0021: THE LIGHTHOUSE KEEPER
… went back to the garden, [illegible], and kept the ax with me just in case. Unlikely, with black bears, but not unknown. Scrub jay, catbird, house sparrow, most humble of God’s creatures. I sat there and fed it bread crumbs, for it was a scrawny thing and in need. I shall bring them forth, they sai
d …
Saul stayed on to the bitter end at the village bar, not sure if it was because he wanted to test Brad’s resolve or because he didn’t want to walk outside only to encounter Henry. Or because he was sad Charlie’d had to leave.
So he knocked back a couple more beers, put down the way the room swayed to the booze, and ordered some oysters and fish-and-chips. He had a hunger in him that was rare. Food didn’t interest him that much, but tonight he felt ravenous. The oysters were served in their own salt water, newly shucked and steamed, and he didn’t bother dipping them in sauce but just gulped them down. Then he tore into the fish, which came away in thick flakes in his hands, the heat rising along with the saliva-inducing smell of the grease. The wedge fries he drowned in ketchup and they soon joined the fish. He was frantic at his feast, aware he was gobbling, stuffing his face, his hands moving at a frenzied, unnatural pace, but he couldn’t stop.
He ordered another fish-and-chips. He ordered another round of oysters. Another beer.
After the last set, the musicians stuck around, but most of the others left, including Trudi.

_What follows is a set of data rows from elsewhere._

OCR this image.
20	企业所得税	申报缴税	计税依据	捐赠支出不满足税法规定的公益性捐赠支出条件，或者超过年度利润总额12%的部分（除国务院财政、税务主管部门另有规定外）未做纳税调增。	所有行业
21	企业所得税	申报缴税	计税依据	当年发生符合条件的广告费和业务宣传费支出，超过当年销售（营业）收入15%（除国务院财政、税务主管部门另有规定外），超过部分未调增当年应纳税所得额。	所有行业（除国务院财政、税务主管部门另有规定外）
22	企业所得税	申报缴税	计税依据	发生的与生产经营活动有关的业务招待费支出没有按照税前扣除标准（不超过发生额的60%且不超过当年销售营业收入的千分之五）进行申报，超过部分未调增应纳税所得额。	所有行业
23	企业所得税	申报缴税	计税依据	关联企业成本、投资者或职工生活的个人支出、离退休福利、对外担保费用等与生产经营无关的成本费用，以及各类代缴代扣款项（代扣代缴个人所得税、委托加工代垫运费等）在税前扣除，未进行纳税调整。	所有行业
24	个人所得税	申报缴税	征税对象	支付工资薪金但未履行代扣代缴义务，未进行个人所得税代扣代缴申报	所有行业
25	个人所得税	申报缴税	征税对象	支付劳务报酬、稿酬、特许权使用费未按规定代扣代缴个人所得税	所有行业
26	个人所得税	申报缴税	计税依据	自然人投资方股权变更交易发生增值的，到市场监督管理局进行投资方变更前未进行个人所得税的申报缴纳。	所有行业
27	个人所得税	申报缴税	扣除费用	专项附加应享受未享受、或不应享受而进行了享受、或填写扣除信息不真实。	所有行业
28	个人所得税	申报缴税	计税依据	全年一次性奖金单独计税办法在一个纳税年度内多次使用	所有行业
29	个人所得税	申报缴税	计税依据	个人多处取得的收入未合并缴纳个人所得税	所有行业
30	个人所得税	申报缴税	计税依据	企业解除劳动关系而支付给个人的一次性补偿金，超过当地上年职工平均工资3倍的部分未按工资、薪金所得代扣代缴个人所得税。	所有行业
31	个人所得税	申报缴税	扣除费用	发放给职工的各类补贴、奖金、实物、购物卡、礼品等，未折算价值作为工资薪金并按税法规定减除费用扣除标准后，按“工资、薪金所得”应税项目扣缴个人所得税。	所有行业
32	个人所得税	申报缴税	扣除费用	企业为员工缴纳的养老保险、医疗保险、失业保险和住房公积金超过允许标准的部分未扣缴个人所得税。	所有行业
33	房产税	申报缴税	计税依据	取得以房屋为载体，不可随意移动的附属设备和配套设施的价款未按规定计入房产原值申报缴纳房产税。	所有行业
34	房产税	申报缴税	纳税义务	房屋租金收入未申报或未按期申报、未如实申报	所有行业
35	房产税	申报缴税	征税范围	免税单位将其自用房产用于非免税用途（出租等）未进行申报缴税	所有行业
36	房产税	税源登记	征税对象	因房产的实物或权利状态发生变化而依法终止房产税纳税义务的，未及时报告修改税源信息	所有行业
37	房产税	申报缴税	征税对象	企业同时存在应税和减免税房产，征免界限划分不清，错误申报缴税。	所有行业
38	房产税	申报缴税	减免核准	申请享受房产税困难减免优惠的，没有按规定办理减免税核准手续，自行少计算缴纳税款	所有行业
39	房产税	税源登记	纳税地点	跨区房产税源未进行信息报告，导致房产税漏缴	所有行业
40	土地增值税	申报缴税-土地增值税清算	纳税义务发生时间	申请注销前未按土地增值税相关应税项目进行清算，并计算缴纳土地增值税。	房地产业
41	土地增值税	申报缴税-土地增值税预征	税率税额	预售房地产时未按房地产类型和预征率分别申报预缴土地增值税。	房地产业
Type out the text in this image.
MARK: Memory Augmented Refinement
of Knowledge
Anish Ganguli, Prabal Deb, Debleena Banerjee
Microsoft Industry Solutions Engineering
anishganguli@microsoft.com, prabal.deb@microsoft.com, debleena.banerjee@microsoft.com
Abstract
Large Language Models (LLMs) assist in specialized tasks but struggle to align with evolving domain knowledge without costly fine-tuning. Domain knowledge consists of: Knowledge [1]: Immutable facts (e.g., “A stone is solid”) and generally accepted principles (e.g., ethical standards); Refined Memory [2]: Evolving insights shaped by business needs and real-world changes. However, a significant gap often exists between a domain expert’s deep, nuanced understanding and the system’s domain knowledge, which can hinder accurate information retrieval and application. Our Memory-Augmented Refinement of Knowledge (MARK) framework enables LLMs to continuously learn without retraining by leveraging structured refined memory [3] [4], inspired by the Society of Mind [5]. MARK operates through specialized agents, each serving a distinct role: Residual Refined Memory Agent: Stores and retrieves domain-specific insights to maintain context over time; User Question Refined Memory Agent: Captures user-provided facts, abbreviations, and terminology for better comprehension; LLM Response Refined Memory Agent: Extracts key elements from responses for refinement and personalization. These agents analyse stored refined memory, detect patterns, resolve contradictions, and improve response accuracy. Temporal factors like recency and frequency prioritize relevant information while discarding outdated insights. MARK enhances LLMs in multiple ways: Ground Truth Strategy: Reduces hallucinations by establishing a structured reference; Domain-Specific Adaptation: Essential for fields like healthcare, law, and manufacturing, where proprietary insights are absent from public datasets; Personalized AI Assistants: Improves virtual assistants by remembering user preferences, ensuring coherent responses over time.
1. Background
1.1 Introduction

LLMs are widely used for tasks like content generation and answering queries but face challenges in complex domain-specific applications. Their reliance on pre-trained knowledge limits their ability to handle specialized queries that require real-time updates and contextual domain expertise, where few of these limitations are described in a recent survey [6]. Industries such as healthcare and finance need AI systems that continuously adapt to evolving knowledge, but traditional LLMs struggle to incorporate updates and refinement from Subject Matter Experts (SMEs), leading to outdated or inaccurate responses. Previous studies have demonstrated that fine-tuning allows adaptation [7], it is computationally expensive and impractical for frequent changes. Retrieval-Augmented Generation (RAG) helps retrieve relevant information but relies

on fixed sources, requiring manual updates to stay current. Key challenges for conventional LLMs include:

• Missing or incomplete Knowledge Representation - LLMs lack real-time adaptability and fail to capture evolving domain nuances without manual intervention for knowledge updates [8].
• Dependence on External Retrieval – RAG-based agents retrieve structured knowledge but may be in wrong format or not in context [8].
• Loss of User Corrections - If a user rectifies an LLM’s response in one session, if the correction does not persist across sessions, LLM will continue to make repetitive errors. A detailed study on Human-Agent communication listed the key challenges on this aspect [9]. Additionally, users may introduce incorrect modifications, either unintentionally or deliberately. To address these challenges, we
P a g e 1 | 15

The black sea and sky outside the window peered in against the glass, smudged faces and the bottles of booze behind the bar reflected back at Saul. Now that it was just Old Jim at the piano, with the other musicians goofing around, and so few people he could just about hear the pulse of the sea again, could recognize it as a subtle message in the background. Or something was pulsing in his head. His sense of smell had intensified, the rotting sweetness that must be coming from the kitchen was like a perfume being sprayed in clouds throughout the room. A stitching beat beneath the striking of the piano keys twinned itself to the pulse.

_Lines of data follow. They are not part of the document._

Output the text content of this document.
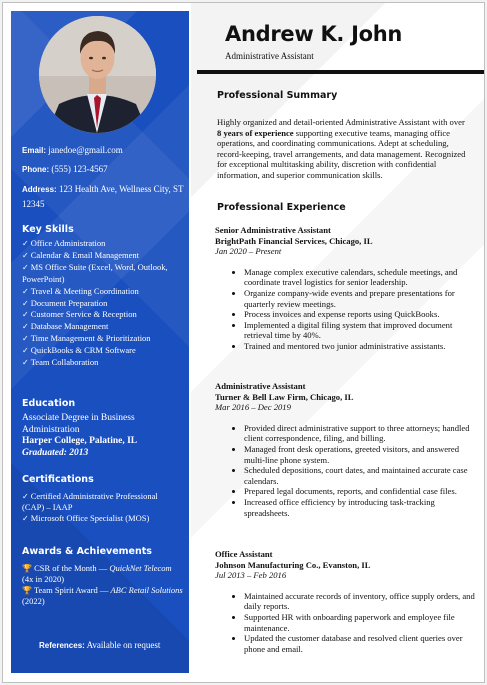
Email: janedoe@gmail.com
Phone: (555) 123-4567
Address: 123 Health Ave, Wellness City, ST 12345
Key Skills
✓ Office Administration
✓ Calendar & Email Management
✓ MS Office Suite (Excel, Word, Outlook, PowerPoint)
✓ Travel & Meeting Coordination
✓ Document Preparation
✓ Customer Service & Reception
✓ Database Management
✓ Time Management & Prioritization
✓ QuickBooks & CRM Software
✓ Team Collaboration
Education
Associate Degree in Business Administration
Harper College, Palatine, IL
Graduated: 2013
Certifications
✓ Certified Administrative Professional (CAP) – IAAP
✓ Microsoft Office Specialist (MOS)
Awards & Achievements
🏆 CSR of the Month — QuickNet Telecom (4x in 2020)
🏆 Team Spirit Award — ABC Retail Solutions (2022)
References: Available on request
Andrew K. John
Administrative Assistant
Professional Summary
Highly organized and detail-oriented Administrative Assistant with over 8 years of experience supporting executive teams, managing office operations, and coordinating communications. Adept at scheduling, record-keeping, travel arrangements, and data management. Recognized for exceptional multitasking ability, discretion with confidential information, and superior communication skills.
Professional Experience
Senior Administrative Assistant
BrightPath Financial Services, Chicago, IL
Jan 2020 – Present
• Manage complex executive calendars, schedule meetings, and coordinate travel logistics for senior leadership.
• Organize company-wide events and prepare presentations for quarterly review meetings.
• Process invoices and expense reports using QuickBooks.
• Implemented a digital filing system that improved document retrieval time by 40%.
• Trained and mentored two junior administrative assistants.
Administrative Assistant
Turner & Bell Law Firm, Chicago, IL
Mar 2016 – Dec 2019
• Provided direct administrative support to three attorneys; handled client correspondence, filing, and billing.
• Managed front desk operations, greeted visitors, and answered multi-line phone system.
• Scheduled depositions, court dates, and maintained accurate case calendars.
• Prepared legal documents, reports, and confidential case files.
• Increased office efficiency by introducing task-tracking spreadsheets.
Office Assistant
Johnson Manufacturing Co., Evanston, IL
Jul 2013 – Feb 2016
• Maintained accurate records of inventory, office supply orders, and daily reports.
• Supported HR with onboarding paperwork and employee file maintenance.
• Updated the customer database and resolved client queries over phone and email.
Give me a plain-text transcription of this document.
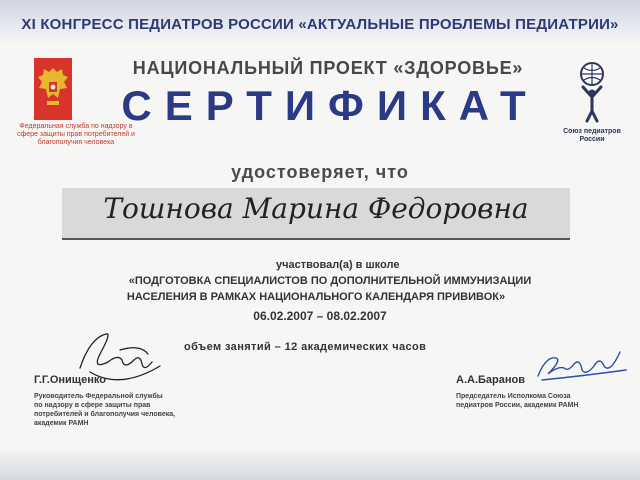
XI КОНГРЕСС ПЕДИАТРОВ РОССИИ «АКТУАЛЬНЫЕ ПРОБЛЕМЫ ПЕДИАТРИИ»
НАЦИОНАЛЬНЫЙ ПРОЕКТ «ЗДОРОВЬЕ»
СЕРТИФИКАТ
Федеральная служба по надзору в сфере защиты прав потребителей и благополучия человека
Союз педиатров России
удостоверяет, что
Тошнова Марина Федоровна
участвовал(а) в школе
«ПОДГОТОВКА СПЕЦИАЛИСТОВ ПО ДОПОЛНИТЕЛЬНОЙ ИММУНИЗАЦИИ
НАСЕЛЕНИЯ В РАМКАХ НАЦИОНАЛЬНОГО КАЛЕНДАРЯ ПРИВИВОК»
06.02.2007 – 08.02.2007
объем занятий – 12 академических часов
Г.Г.Онищенко
Руководитель Федеральной службы
по надзору в сфере защиты прав
потребителей и благополучия человека,
академик РАМН
А.А.Баранов
Председатель Исполкома Союза
педиатров России, академик РАМН
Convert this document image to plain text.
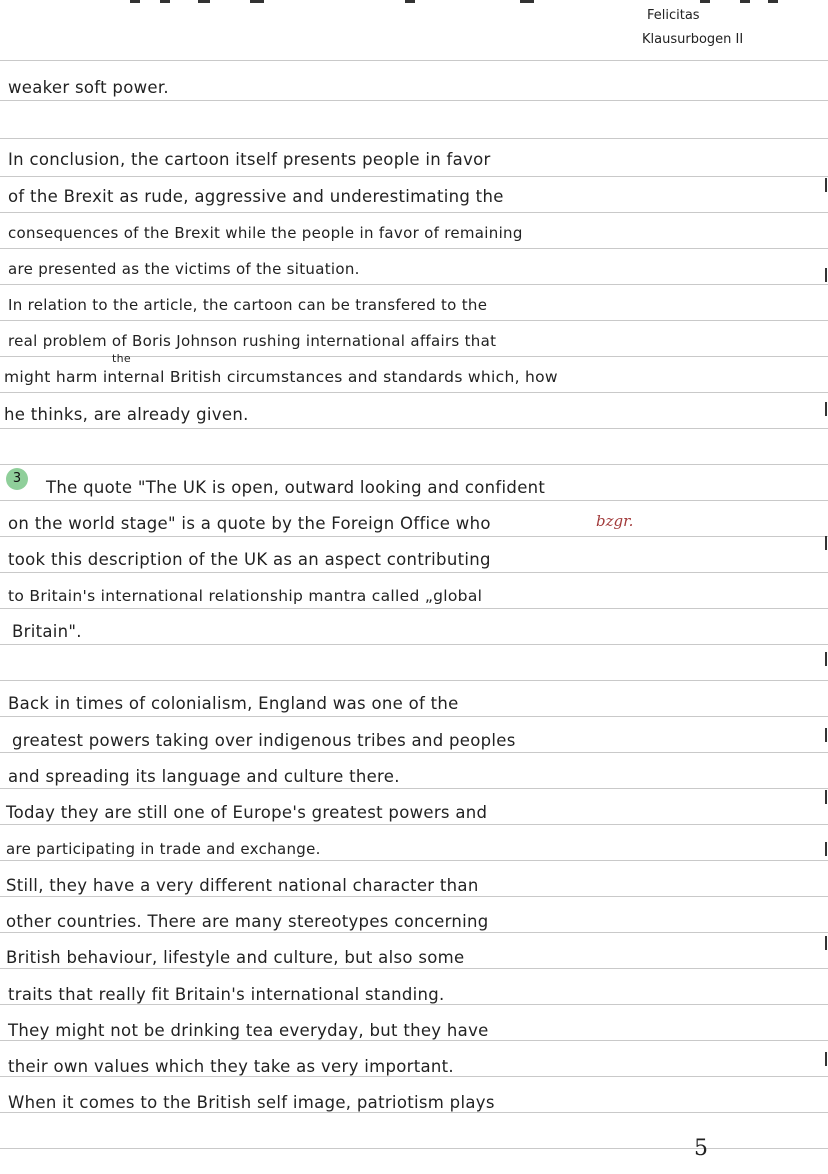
Felicitas
Klausurbogen II
weaker soft power.
In conclusion, the cartoon itself presents people in favor
of the Brexit as rude, aggressive and underestimating the
consequences of the Brexit while the people in favor of remaining
are presented as the victims of the situation.
In relation to the article, the cartoon can be transfered to the
real problem of Boris Johnson rushing international affairs that
the
might harm internal British circumstances and standards which, how
he thinks, are already given.
3	The quote "The UK is open, outward looking and confident
on the world stage" is a quote by the Foreign Office who	bzgr.
took this description of the UK as an aspect contributing
to Britain's international relationship mantra called „global
Britain".
Back in times of colonialism, England was one of the
greatest powers taking over indigenous tribes and peoples
and spreading its language and culture there.
Today they are still one of Europe's greatest powers and
are participating in trade and exchange.
Still, they have a very different national character than
other countries. There are many stereotypes concerning
British behaviour, lifestyle and culture, but also some
traits that really fit Britain's international standing.
They might not be drinking tea everyday, but they have
their own values which they take as very important.
When it comes to the British self image, patriotism plays
5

Mundane details struck him as momentous. The worm of gray-white ash curling out of an ashtray on the table next to him, the individual flakes still fluming, fluttering, and at the buried core a pinprick of throbbing red that pulsed at him like a brake light. Beside the ash, the smudge of an old greasy thumbprint, immortalized by the gunk that had collected on the ashtray from hundreds of cigarette immolations. Beside the thumbprint, an attempt to etch something into the side of the ashtray, an effort that had ended after J and A.